The Comic-Con Museum is thrilled to announce PAC-MAN™ as the second inductee into the Comic-Con Museum Character Hall of Fame.

Born in 1980 and widely considered the original digital game mascot, PAC-MAN™ made a profound impact on the video game industry, the role of storytelling in games, and popular culture as a whole.

For an entire generation, PAC-MAN™ ignited a love of video and arcade games. Those of us who were there for the start of PAC-MAN™ remember going to the arcade and lining up for a chance to play while our friends stood around and cheered on. We were able to connect with PAC-MAN™ on an emotional level in a way we hadn't with other video game characters.

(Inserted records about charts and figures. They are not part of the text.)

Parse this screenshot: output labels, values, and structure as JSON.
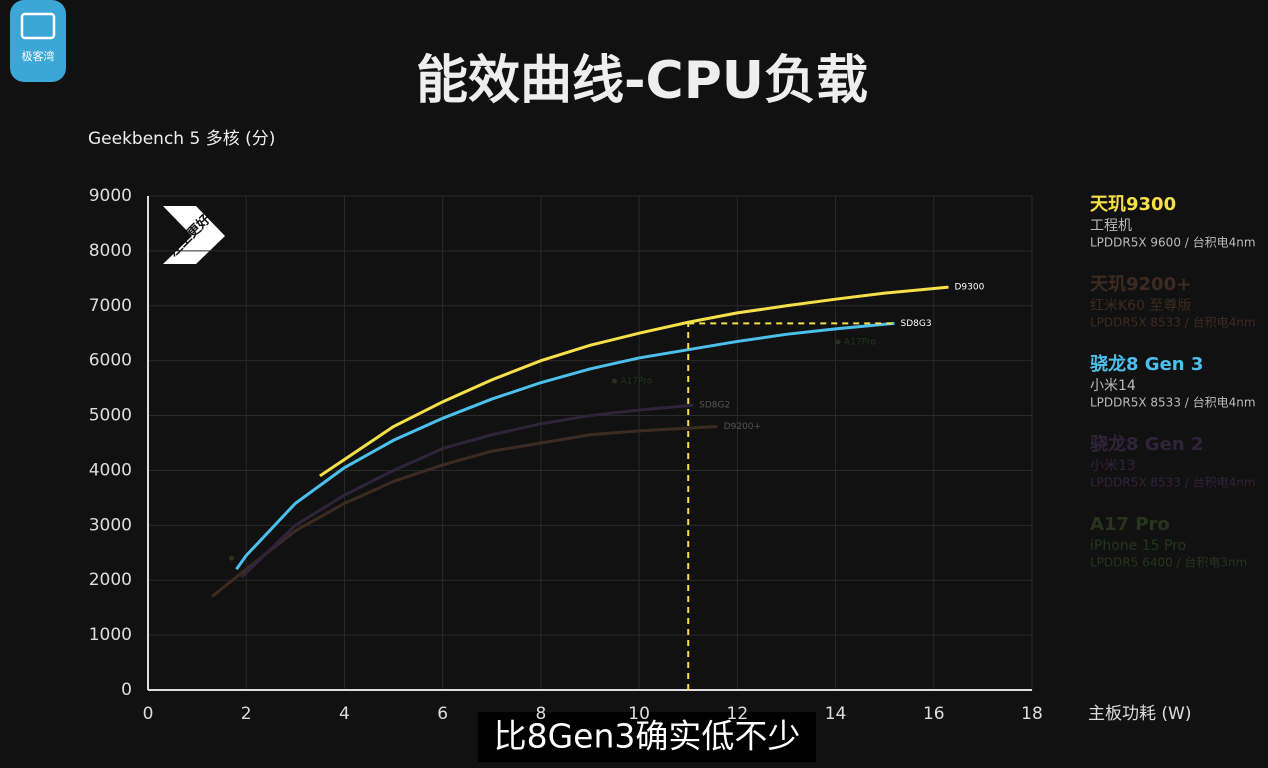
{
  "logo": "极客湾",
  "caption": "比8Gen3确实低不少",
  "chart_data": {
    "type": "line",
    "title": "能效曲线-CPU负载",
    "y_label": "Geekbench 5 多核 (分)",
    "x_label": "主板功耗 (W)",
    "badge": "左上更好",
    "xlim": [
      0,
      18
    ],
    "xticks": [
      0,
      2,
      4,
      6,
      8,
      10,
      12,
      14,
      16,
      18
    ],
    "ylim": [
      0,
      9000
    ],
    "yticks": [
      0,
      1000,
      2000,
      3000,
      4000,
      5000,
      6000,
      7000,
      8000,
      9000
    ],
    "grid": true,
    "guide": {
      "x": 11,
      "y": 6680,
      "color": "#f5e04a"
    },
    "series": [
      {
        "name": "天玑9300",
        "device": "工程机",
        "memory": "LPDDR5X 9600 / 台积电4nm",
        "end_label": "D9300",
        "color": "#f5e04a",
        "x": [
          3.5,
          4,
          5,
          6,
          7,
          8,
          9,
          10,
          11,
          12,
          13,
          14,
          15,
          16.3
        ],
        "values": [
          3900,
          4200,
          4800,
          5250,
          5650,
          6000,
          6280,
          6500,
          6700,
          6870,
          7000,
          7120,
          7230,
          7340
        ]
      },
      {
        "name": "天玑9200+",
        "device": "红米K60 至尊版",
        "memory": "LPDDR5X 8533 / 台积电4nm",
        "end_label": "D9200+",
        "color": "#3d2b22",
        "x": [
          1.3,
          2,
          3,
          4,
          5,
          6,
          7,
          8,
          9,
          10,
          11.6
        ],
        "values": [
          1700,
          2200,
          2900,
          3400,
          3800,
          4100,
          4350,
          4500,
          4650,
          4720,
          4800
        ]
      },
      {
        "name": "骁龙8 Gen 3",
        "device": "小米14",
        "memory": "LPDDR5X 8533 / 台积电4nm",
        "end_label": "SD8G3",
        "color": "#4cc0ec",
        "x": [
          1.8,
          2,
          3,
          4,
          5,
          6,
          7,
          8,
          9,
          10,
          11,
          12,
          13,
          14,
          15.2
        ],
        "values": [
          2200,
          2450,
          3400,
          4050,
          4550,
          4950,
          5300,
          5600,
          5850,
          6050,
          6200,
          6350,
          6480,
          6580,
          6680
        ]
      },
      {
        "name": "骁龙8 Gen 2",
        "device": "小米13",
        "memory": "LPDDR5X 8533 / 台积电4nm",
        "end_label": "SD8G2",
        "color": "#30243a",
        "x": [
          1.9,
          3,
          4,
          5,
          6,
          7,
          8,
          9,
          10,
          11.1
        ],
        "values": [
          2050,
          3000,
          3550,
          4000,
          4400,
          4650,
          4850,
          5000,
          5100,
          5190
        ]
      },
      {
        "name": "A17 Pro",
        "device": "iPhone 15 Pro",
        "memory": "LPDDR5 6400 / 台积电3nm",
        "color": "#27351f",
        "marker_only": true,
        "x": [
          1.7,
          9.5,
          14.05
        ],
        "values": [
          2400,
          5630,
          6340
        ],
        "point_labels": [
          null,
          "A17Pro",
          "A17Pro"
        ]
      }
    ]
  }
}
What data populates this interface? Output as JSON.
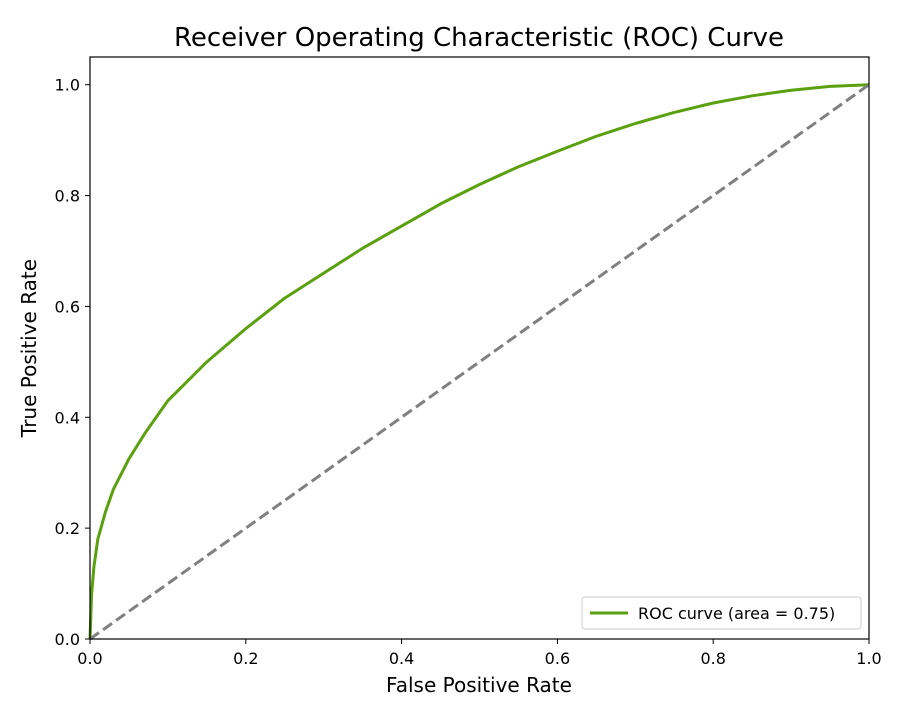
{
  "chart_data": {
    "type": "line",
    "title": "Receiver Operating Characteristic (ROC) Curve",
    "xlabel": "False Positive Rate",
    "ylabel": "True Positive Rate",
    "xlim": [
      0.0,
      1.0
    ],
    "ylim": [
      0.0,
      1.05
    ],
    "x_ticks": [
      "0.0",
      "0.2",
      "0.4",
      "0.6",
      "0.8",
      "1.0"
    ],
    "y_ticks": [
      "0.0",
      "0.2",
      "0.4",
      "0.6",
      "0.8",
      "1.0"
    ],
    "grid": false,
    "legend_position": "lower right",
    "series": [
      {
        "name": "ROC curve (area = 0.75)",
        "color": "#5aa00f",
        "style": "solid",
        "x": [
          0.0,
          0.002,
          0.005,
          0.01,
          0.02,
          0.03,
          0.05,
          0.07,
          0.1,
          0.15,
          0.2,
          0.25,
          0.3,
          0.35,
          0.4,
          0.45,
          0.5,
          0.55,
          0.6,
          0.65,
          0.7,
          0.75,
          0.8,
          0.85,
          0.9,
          0.95,
          1.0
        ],
        "y": [
          0.0,
          0.08,
          0.13,
          0.18,
          0.23,
          0.27,
          0.325,
          0.37,
          0.43,
          0.5,
          0.56,
          0.615,
          0.66,
          0.705,
          0.745,
          0.785,
          0.82,
          0.852,
          0.88,
          0.907,
          0.93,
          0.95,
          0.967,
          0.98,
          0.99,
          0.997,
          1.0
        ]
      },
      {
        "color": "#808080",
        "style": "dashed",
        "x": [
          0.0,
          1.0
        ],
        "y": [
          0.0,
          1.0
        ]
      }
    ]
  }
}
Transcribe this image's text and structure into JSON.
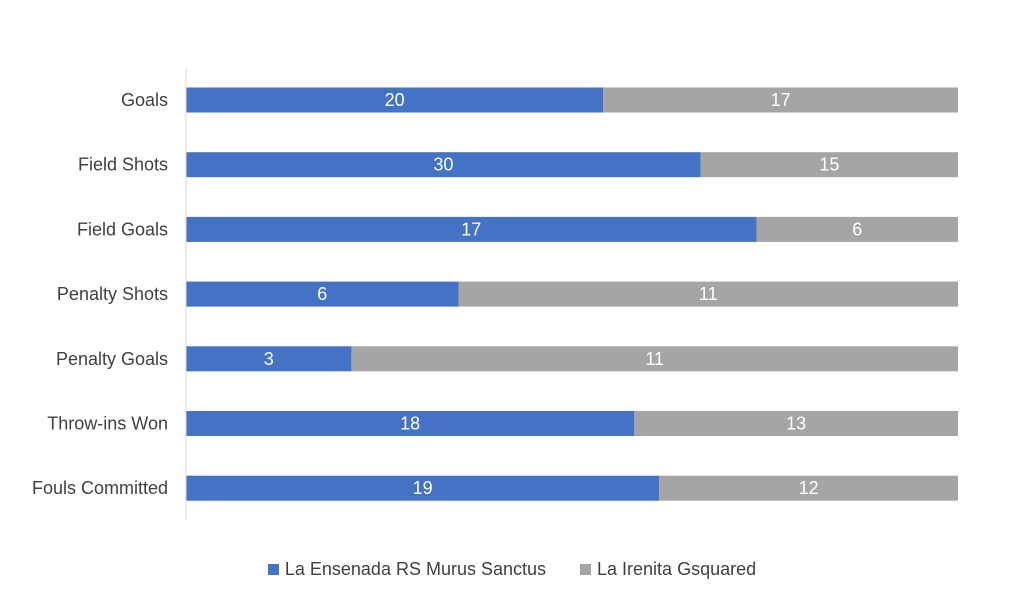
{
  "colors": {
    "series_1": "#4472C4",
    "series_2": "#A5A5A5",
    "axis": "#D9D9D9",
    "label_text": "#404040",
    "value_text": "#FFFFFF"
  },
  "chart_data": {
    "type": "bar",
    "orientation": "horizontal",
    "stacking": "percent",
    "title": "",
    "xlabel": "",
    "ylabel": "",
    "grid": false,
    "legend_position": "bottom",
    "categories": [
      "Goals",
      "Field Shots",
      "Field Goals",
      "Penalty Shots",
      "Penalty Goals",
      "Throw-ins Won",
      "Fouls Committed"
    ],
    "series": [
      {
        "name": "La Ensenada RS Murus Sanctus",
        "color": "#4472C4",
        "values": [
          20,
          30,
          17,
          6,
          3,
          18,
          19
        ]
      },
      {
        "name": "La Irenita Gsquared",
        "color": "#A5A5A5",
        "values": [
          17,
          15,
          6,
          11,
          11,
          13,
          12
        ]
      }
    ]
  }
}
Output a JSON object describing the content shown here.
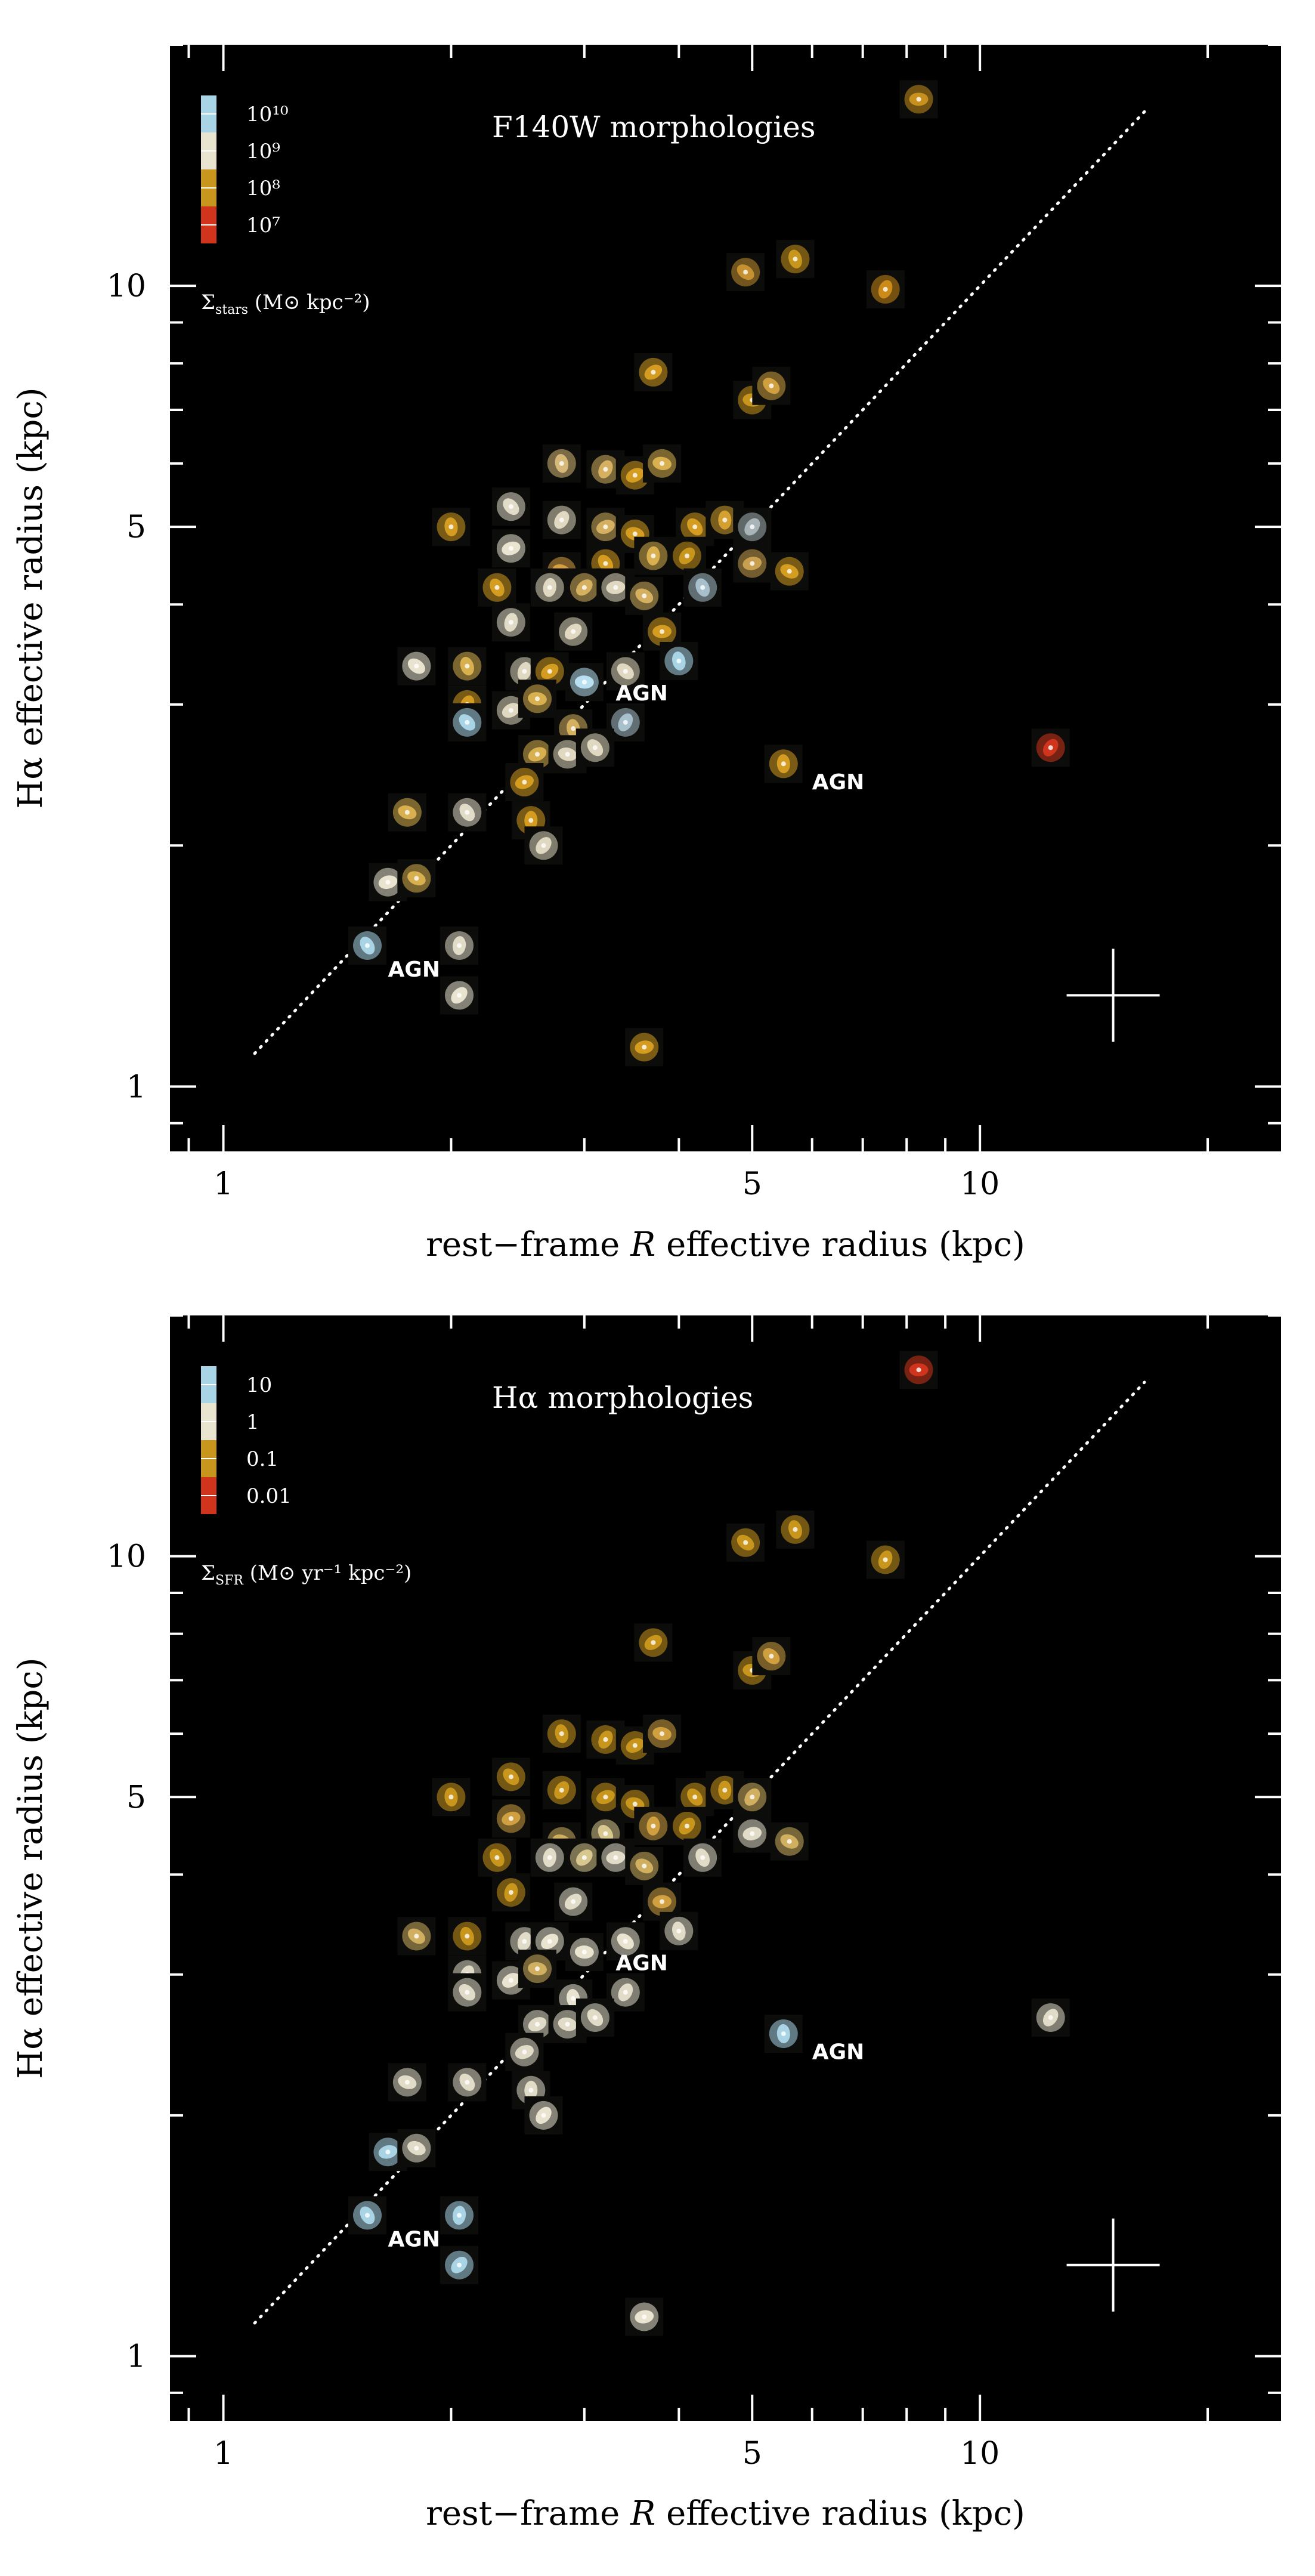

True, it made a profound impact on the video game industry…and if this were the E3 Museum, that would make perfect sense. The role of storytelling in games? You chase the ghosts around until you die and then you put in another quarter. That's the story.

Popular culture as a whole? You could say that about The Beatles, Elvis, the Kardashians, Deep Throat, McDonald's, psychedelic drugs, Coca-Cola, cell phones and a thousand other things that we could all name. And yes, video games have a place at Comic-Con but that started when they began telling comic-book-type stories and introducing characters who were designed to look like they came out of comic books…characters with faces and voices and colorful costuming.

People are already writing me to suggest that Pac-Man must have been selected because the owners of the property made it rain quarters on that building in Balboa Park. I don't know if that's true or not. I don't even know if that would make the choice more or less logical. I just know I don't get this.